Los pensadores que aquí referimos no fueron sujetos aislados ni soñadores que aspiraban a situarse al margen de la masa. Todo lo contrario. Con pasión fenomenológica estudiaban la cotidianidad para sacar conclusiones conducentes al progreso en el sentido histórico de la palabra.
Henríquez Ureña sintetizaba “la Utopía de América” en la creación de una sociedad libre, culta, justa y próspera. Para el maestro dominicano hay una gran diferencia entre utopía e ilusión. La primera es el camino que conduce a la realización de proyectos colectivos de riqueza con dignidad, decencia y decoro.
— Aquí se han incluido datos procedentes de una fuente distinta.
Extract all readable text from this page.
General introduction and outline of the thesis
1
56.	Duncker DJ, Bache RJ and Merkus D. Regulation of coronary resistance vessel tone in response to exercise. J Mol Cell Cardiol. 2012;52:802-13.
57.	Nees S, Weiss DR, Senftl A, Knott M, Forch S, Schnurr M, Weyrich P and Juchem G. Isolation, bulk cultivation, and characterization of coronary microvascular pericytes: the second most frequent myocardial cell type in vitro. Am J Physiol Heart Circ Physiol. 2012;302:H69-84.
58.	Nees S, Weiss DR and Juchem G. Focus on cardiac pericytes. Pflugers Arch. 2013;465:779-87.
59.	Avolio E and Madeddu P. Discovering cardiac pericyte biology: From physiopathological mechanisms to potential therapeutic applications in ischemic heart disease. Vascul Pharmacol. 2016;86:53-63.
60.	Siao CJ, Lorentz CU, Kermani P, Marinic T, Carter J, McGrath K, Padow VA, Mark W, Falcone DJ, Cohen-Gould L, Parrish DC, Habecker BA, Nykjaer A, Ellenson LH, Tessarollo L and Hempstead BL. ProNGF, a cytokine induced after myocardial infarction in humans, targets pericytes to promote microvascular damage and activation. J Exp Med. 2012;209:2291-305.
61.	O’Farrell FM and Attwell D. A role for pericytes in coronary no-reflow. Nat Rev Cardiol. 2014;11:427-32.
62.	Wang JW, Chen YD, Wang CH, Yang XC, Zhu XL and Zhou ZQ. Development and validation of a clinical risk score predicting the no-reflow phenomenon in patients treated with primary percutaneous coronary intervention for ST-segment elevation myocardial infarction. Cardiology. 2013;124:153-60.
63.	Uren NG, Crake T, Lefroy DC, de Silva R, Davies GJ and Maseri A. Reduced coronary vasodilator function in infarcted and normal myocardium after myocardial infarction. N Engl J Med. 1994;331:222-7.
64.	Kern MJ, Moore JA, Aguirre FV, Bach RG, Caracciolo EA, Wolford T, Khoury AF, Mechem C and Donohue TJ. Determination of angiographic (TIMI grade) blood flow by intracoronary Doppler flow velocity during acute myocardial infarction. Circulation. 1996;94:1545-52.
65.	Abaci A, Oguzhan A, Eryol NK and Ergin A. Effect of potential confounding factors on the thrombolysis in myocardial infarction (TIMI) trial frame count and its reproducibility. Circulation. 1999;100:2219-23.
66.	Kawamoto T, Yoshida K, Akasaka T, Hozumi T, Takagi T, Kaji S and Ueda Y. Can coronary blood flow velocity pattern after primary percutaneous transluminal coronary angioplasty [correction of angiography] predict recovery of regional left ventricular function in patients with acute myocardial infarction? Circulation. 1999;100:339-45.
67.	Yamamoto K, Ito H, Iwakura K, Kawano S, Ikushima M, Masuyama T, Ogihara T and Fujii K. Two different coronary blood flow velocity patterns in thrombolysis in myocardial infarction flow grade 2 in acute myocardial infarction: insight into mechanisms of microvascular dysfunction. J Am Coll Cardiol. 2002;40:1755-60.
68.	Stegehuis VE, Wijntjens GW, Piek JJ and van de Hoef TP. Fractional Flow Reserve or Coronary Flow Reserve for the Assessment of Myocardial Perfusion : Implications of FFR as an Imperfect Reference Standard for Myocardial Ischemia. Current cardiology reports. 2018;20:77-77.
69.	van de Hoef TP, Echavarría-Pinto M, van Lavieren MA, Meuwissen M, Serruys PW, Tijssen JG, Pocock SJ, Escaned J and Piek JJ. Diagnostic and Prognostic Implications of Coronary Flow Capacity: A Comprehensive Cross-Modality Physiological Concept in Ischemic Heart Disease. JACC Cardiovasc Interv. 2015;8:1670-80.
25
La segunda es soñar con lo irrealizable.
Hace justamente cien años, en 1925 y con 41 años de edad, el hijo de Francisco Henríquez y Carvajal y Salomé Ureña de Henríquez, explicó durante una conferencia en La Plata, Argentina, que las utopías son ideales que pueden realizarse en la tierra a base de trabajo, esfuerzo y sacrificio. “Hay que trabajar, nuestro ideal no será la obra de uno o dos o tres hombres de genio, sino de la cooperación sostenida, llena de fe de muchos, innumerables hombres modestos”.
El intelectual dominicano entendía de entre la multitud, “surgirán, cuando los tiempos estén maduros para la acción decisiva, los espíritus directores, si la fortuna nos es propicia, sabremos descubrir en ellos los capitanes y timoneles, y echaremos al mar las naves”.
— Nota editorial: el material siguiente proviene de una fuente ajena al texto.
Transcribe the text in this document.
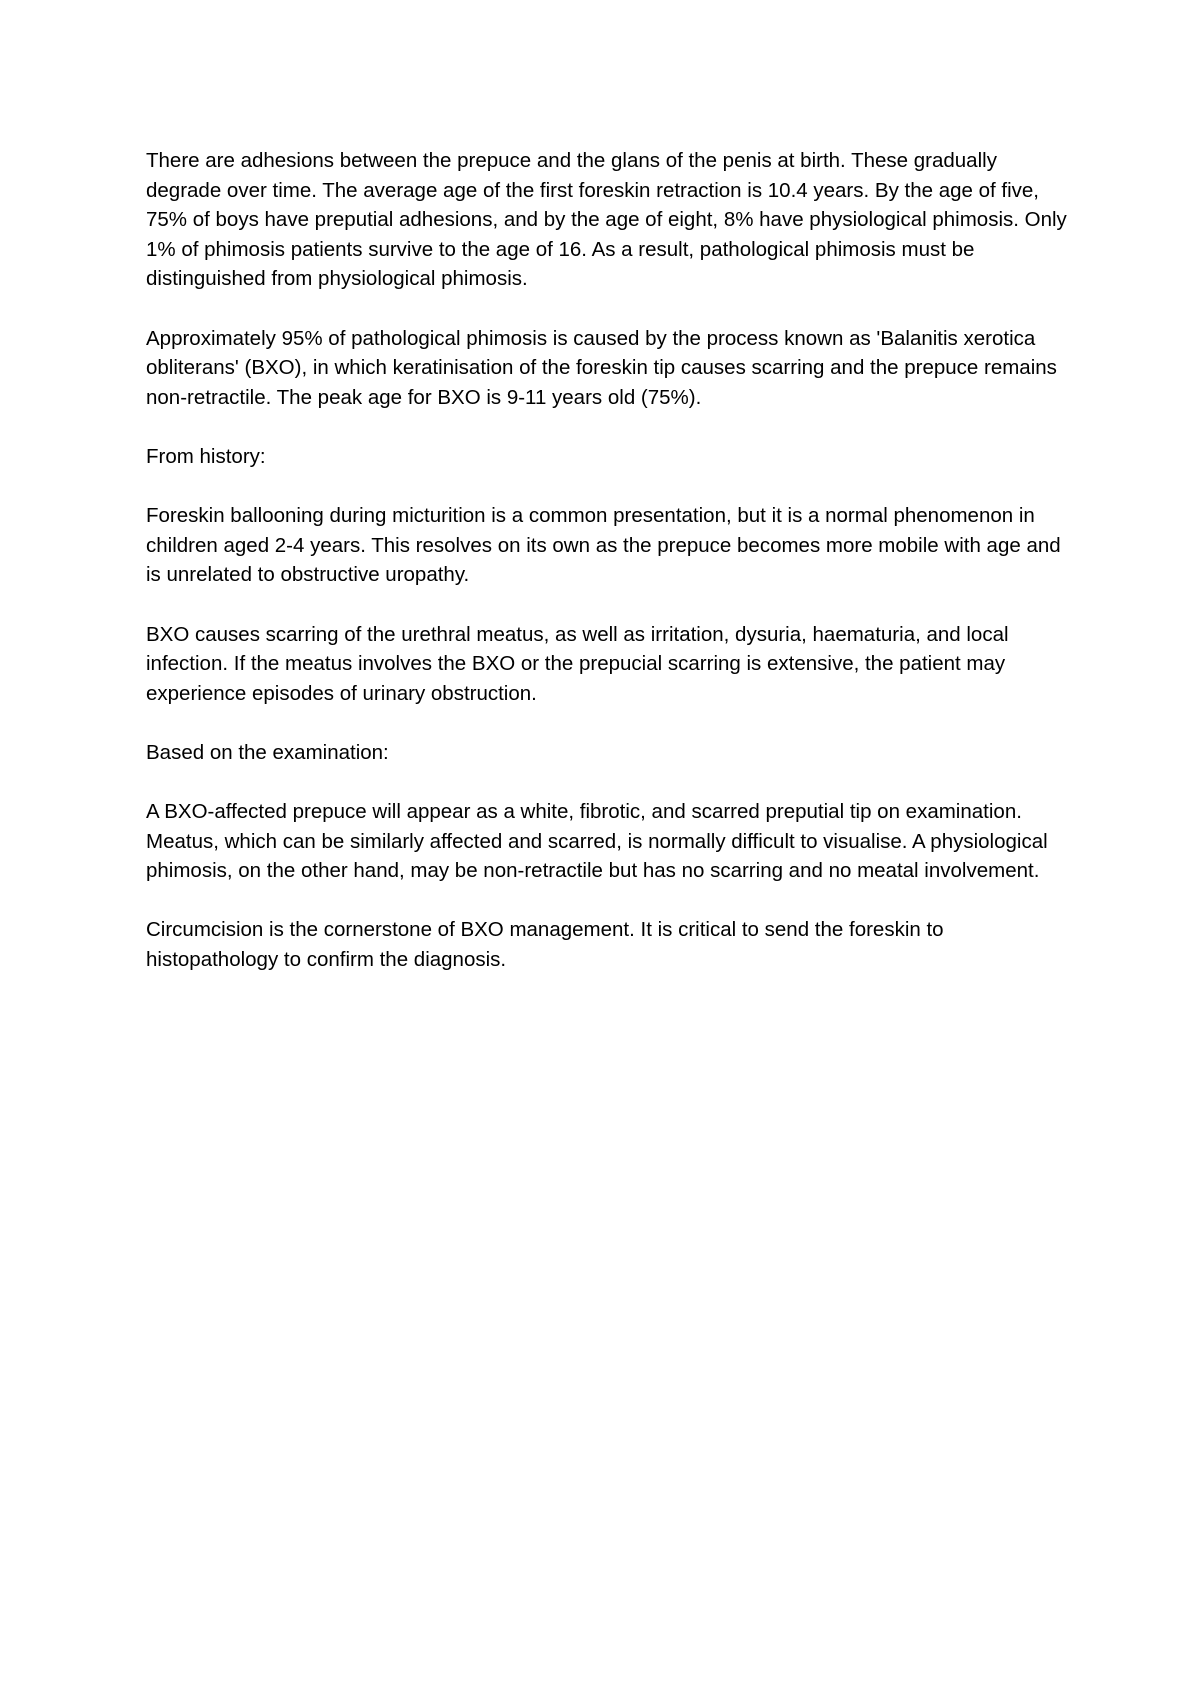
There are adhesions between the prepuce and the glans of the penis at birth. These gradually degrade over time. The average age of the first foreskin retraction is 10.4 years. By the age of five, 75% of boys have preputial adhesions, and by the age of eight, 8% have physiological phimosis. Only 1% of phimosis patients survive to the age of 16. As a result, pathological phimosis must be distinguished from physiological phimosis.

Approximately 95% of pathological phimosis is caused by the process known as 'Balanitis xerotica obliterans' (BXO), in which keratinisation of the foreskin tip causes scarring and the prepuce remains non-retractile. The peak age for BXO is 9-11 years old (75%).

From history:

Foreskin ballooning during micturition is a common presentation, but it is a normal phenomenon in children aged 2-4 years. This resolves on its own as the prepuce becomes more mobile with age and is unrelated to obstructive uropathy.

BXO causes scarring of the urethral meatus, as well as irritation, dysuria, haematuria, and local infection. If the meatus involves the BXO or the prepucial scarring is extensive, the patient may experience episodes of urinary obstruction.

Based on the examination:

A BXO-affected prepuce will appear as a white, fibrotic, and scarred preputial tip on examination. Meatus, which can be similarly affected and scarred, is normally difficult to visualise. A physiological phimosis, on the other hand, may be non-retractile but has no scarring and no meatal involvement.

Circumcision is the cornerstone of BXO management. It is critical to send the foreskin to histopathology to confirm the diagnosis.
La hora geopolítica del continente también es propicia para recordar que pese a ser un crítico de la cultura angloamericana, diferenciándola de la iberoamericana, Henríquez Ureña escribió: “La primera utopía que se realizó sobre la tierra –así lo creyeron los hombres de buena voluntad- fue la creación de los Estados Unidos de América: reconozcámoslo lealmente. Pero a la vez meditemos en el caso ejemplar: después de haber nacido de la libertad, de haber sido escudo para las víctimas de todas las tiranías y espejo para todos los apóstoles del ideal democrático y cuando acababa de pelear su última cruzada, la abolición de la esclavitud, para liberarse de aquel lamentable pecado, el gigantesco país se volvió opulento y perdió la cabeza; la materia devoró el espíritu; y la democracia que se había construido para bien de todos se fue convirtiendo en la factoría para lucro de unos pocos”.
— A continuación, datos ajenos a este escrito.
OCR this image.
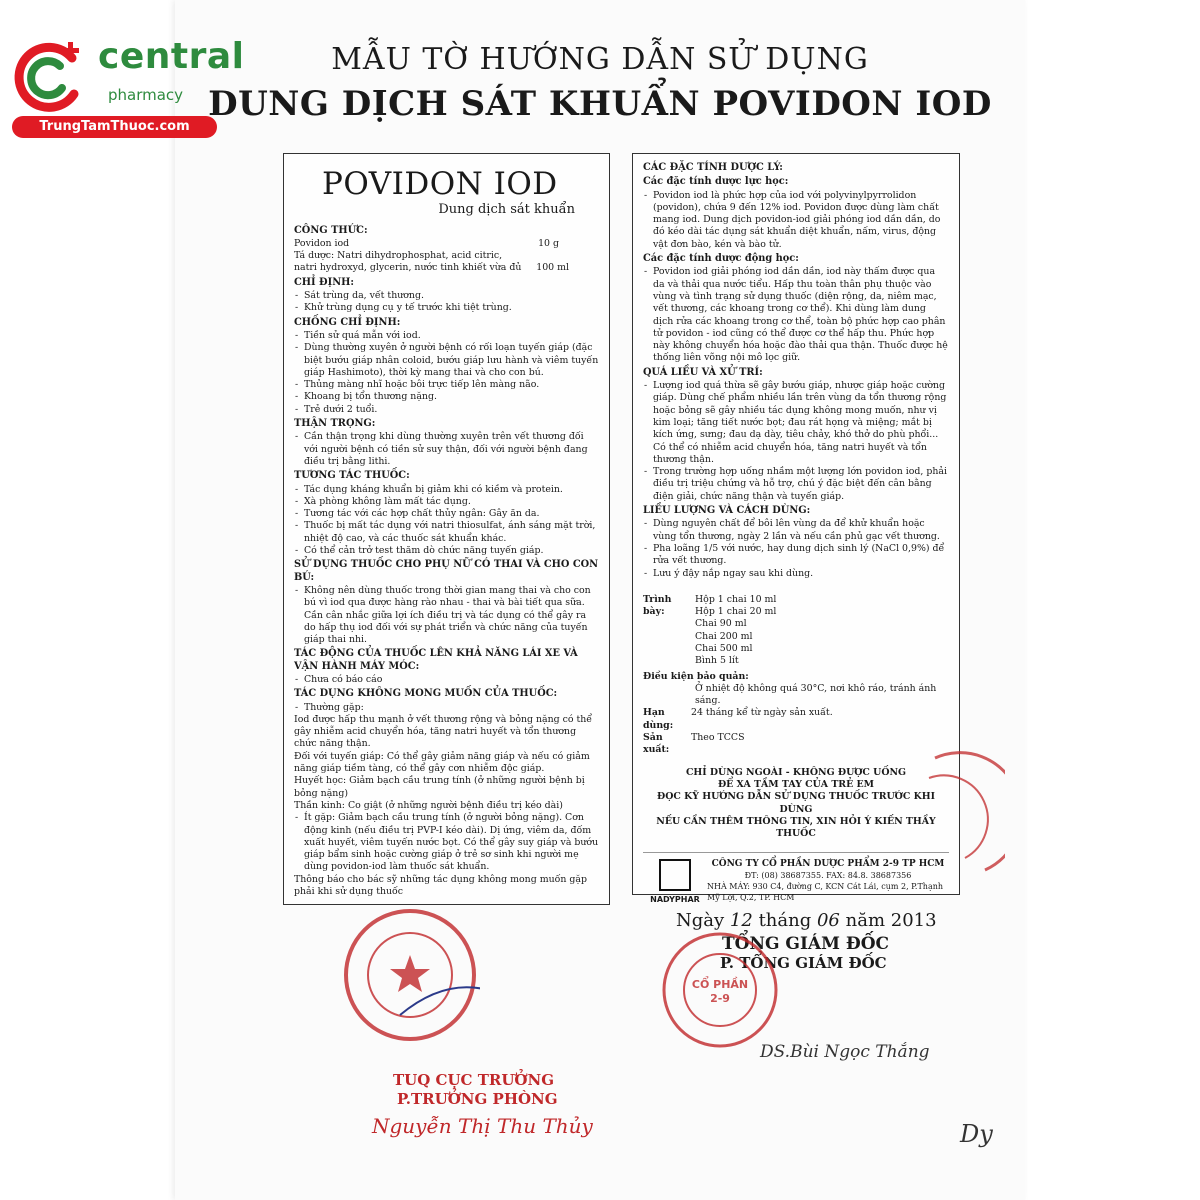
central
pharmacy
TrungTamThuoc.com
MẪU TỜ HƯỚNG DẪN SỬ DỤNG
DUNG DỊCH SÁT KHUẨN POVIDON IOD
POVIDON IOD
Dung dịch sát khuẩn
CÔNG THỨC:
Povidon iod	10 g

Tá dược: Natri dihydrophosphat, acid citric,

natri hydroxyd, glycerin, nước tinh khiết vừa đủ 100 ml
CHỈ ĐỊNH:
- Sát trùng da, vết thương.
- Khử trùng dụng cụ y tế trước khi tiệt trùng.
CHỐNG CHỈ ĐỊNH:
- Tiền sử quá mẫn với iod.
- Dùng thường xuyên ở người bệnh có rối loạn tuyến giáp (đặc biệt bướu giáp nhân coloid, bướu giáp lưu hành và viêm tuyến giáp Hashimoto), thời kỳ mang thai và cho con bú.
- Thủng màng nhĩ hoặc bôi trực tiếp lên màng não.
- Khoang bị tổn thương nặng.
- Trẻ dưới 2 tuổi.
THẬN TRỌNG:
- Cần thận trọng khi dùng thường xuyên trên vết thương đối với người bệnh có tiền sử suy thận, đối với người bệnh đang điều trị bằng lithi.
TƯƠNG TÁC THUỐC:
- Tác dụng kháng khuẩn bị giảm khi có kiềm và protein.
- Xà phòng không làm mất tác dụng.
- Tương tác với các hợp chất thủy ngân: Gây ăn da.
- Thuốc bị mất tác dụng với natri thiosulfat, ánh sáng mặt trời, nhiệt độ cao, và các thuốc sát khuẩn khác.
- Có thể cản trở test thăm dò chức năng tuyến giáp.
SỬ DỤNG THUỐC CHO PHỤ NỮ CÓ THAI VÀ CHO CON BÚ:
- Không nên dùng thuốc trong thời gian mang thai và cho con bú vì iod qua được hàng rào nhau - thai và bài tiết qua sữa. Cần cân nhắc giữa lợi ích điều trị và tác dụng có thể gây ra do hấp thụ iod đối với sự phát triển và chức năng của tuyến giáp thai nhi.
TÁC ĐỘNG CỦA THUỐC LÊN KHẢ NĂNG LÁI XE VÀ VẬN HÀNH MÁY MÓC:
- Chưa có báo cáo
TÁC DỤNG KHÔNG MONG MUỐN CỦA THUỐC:
- Thường gặp:

Iod được hấp thu mạnh ở vết thương rộng và bỏng nặng có thể gây nhiễm acid chuyển hóa, tăng natri huyết và tổn thương chức năng thận.

Đối với tuyến giáp: Có thể gây giảm năng giáp và nếu có giảm năng giáp tiềm tàng, có thể gây cơn nhiễm độc giáp.

Huyết học: Giảm bạch cầu trung tính (ở những người bệnh bị bỏng nặng)

Thần kinh: Co giật (ở những người bệnh điều trị kéo dài)

- Ít gặp: Giảm bạch cầu trung tính (ở người bỏng nặng). Cơn động kinh (nếu điều trị PVP-I kéo dài). Dị ứng, viêm da, đốm xuất huyết, viêm tuyến nước bọt. Có thể gây suy giáp và bướu giáp bẩm sinh hoặc cường giáp ở trẻ sơ sinh khi người mẹ dùng povidon-iod làm thuốc sát khuẩn.

Thông báo cho bác sỹ những tác dụng không mong muốn gặp phải khi sử dụng thuốc

CÁC ĐẶC TÍNH DƯỢC LÝ:
Các đặc tính dược lực học:
- Povidon iod là phức hợp của iod với polyvinylpyrrolidon (povidon), chứa 9 đến 12% iod. Povidon được dùng làm chất mang iod. Dung dịch povidon-iod giải phóng iod dần dần, do đó kéo dài tác dụng sát khuẩn diệt khuẩn, nấm, virus, động vật đơn bào, kén và bào tử.
Các đặc tính dược động học:
- Povidon iod giải phóng iod dần dần, iod này thấm được qua da và thải qua nước tiểu. Hấp thu toàn thân phụ thuộc vào vùng và tình trạng sử dụng thuốc (diện rộng, da, niêm mạc, vết thương, các khoang trong cơ thể). Khi dùng làm dung dịch rửa các khoang trong cơ thể, toàn bộ phức hợp cao phân tử povidon - iod cũng có thể được cơ thể hấp thu. Phức hợp này không chuyển hóa hoặc đào thải qua thận. Thuốc được hệ thống liên võng nội mô lọc giữ.
QUÁ LIỀU VÀ XỬ TRÍ:
- Lượng iod quá thừa sẽ gây bướu giáp, nhược giáp hoặc cường giáp. Dùng chế phẩm nhiều lần trên vùng da tổn thương rộng hoặc bỏng sẽ gây nhiều tác dụng không mong muốn, như vị kim loại; tăng tiết nước bọt; đau rát họng và miệng; mắt bị kích ứng, sưng; đau dạ dày, tiêu chảy, khó thở do phù phổi... Có thể có nhiễm acid chuyển hóa, tăng natri huyết và tổn thương thận.
- Trong trường hợp uống nhầm một lượng lớn povidon iod, phải điều trị triệu chứng và hỗ trợ, chú ý đặc biệt đến cân bằng điện giải, chức năng thận và tuyến giáp.
LIỀU LƯỢNG VÀ CÁCH DÙNG:
- Dùng nguyên chất để bôi lên vùng da để khử khuẩn hoặc vùng tổn thương, ngày 2 lần và nếu cần phủ gạc vết thương.
- Pha loãng 1/5 với nước, hay dung dịch sinh lý (NaCl 0,9%) để rửa vết thương.
- Lưu ý đậy nắp ngay sau khi dùng.
Trình bày:
Hộp 1 chai 10 ml
Hộp 1 chai 20 ml
Chai 90 ml
Chai 200 ml
Chai 500 ml
Bình 5 lít
Điều kiện bảo quản:
Ở nhiệt độ không quá 30°C, nơi khô ráo, tránh ánh sáng.
Hạn dùng:
24 tháng kể từ ngày sản xuất.
Sản xuất:
Theo TCCS
CHỈ DÙNG NGOÀI - KHÔNG ĐƯỢC UỐNG
ĐỂ XA TẦM TAY CỦA TRẺ EM
ĐỌC KỸ HƯỚNG DẪN SỬ DỤNG THUỐC TRƯỚC KHI DÙNG
NẾU CẦN THÊM THÔNG TIN, XIN HỎI Ý KIẾN THẦY THUỐC
NADYPHAR
CÔNG TY CỔ PHẦN DƯỢC PHẨM 2-9 TP HCM
ĐT: (08) 38687355. FAX: 84.8. 38687356
NHÀ MÁY: 930 C4, đường C, KCN Cát Lái, cụm 2, P.Thạnh Mỹ Lợi, Q.2, TP. HCM
Ngày 12 tháng 06 năm 2013
TỔNG GIÁM ĐỐC
P. TỔNG GIÁM ĐỐC
DS.Bùi Ngọc Thắng
CỔ PHẦN
2-9
TUQ CỤC TRƯỞNG
P.TRƯỞNG PHÒNG
Nguyễn Thị Thu Thủy	Dy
Al morir Henríquez Ureña, aquel 11 de mayo de 1946, mientras se dirigía en un tren a impartir docencia en el Colegio Nacional de La Plata, estaba convencido de que la gran nación creada como la primera utopía hecha realidad en la Tierra, “el que fue arquetipo de libertad es uno de los países menos libres del mundo”. Justo es reconocer que muchas cosas cambiaron favorablemente varias décadas después.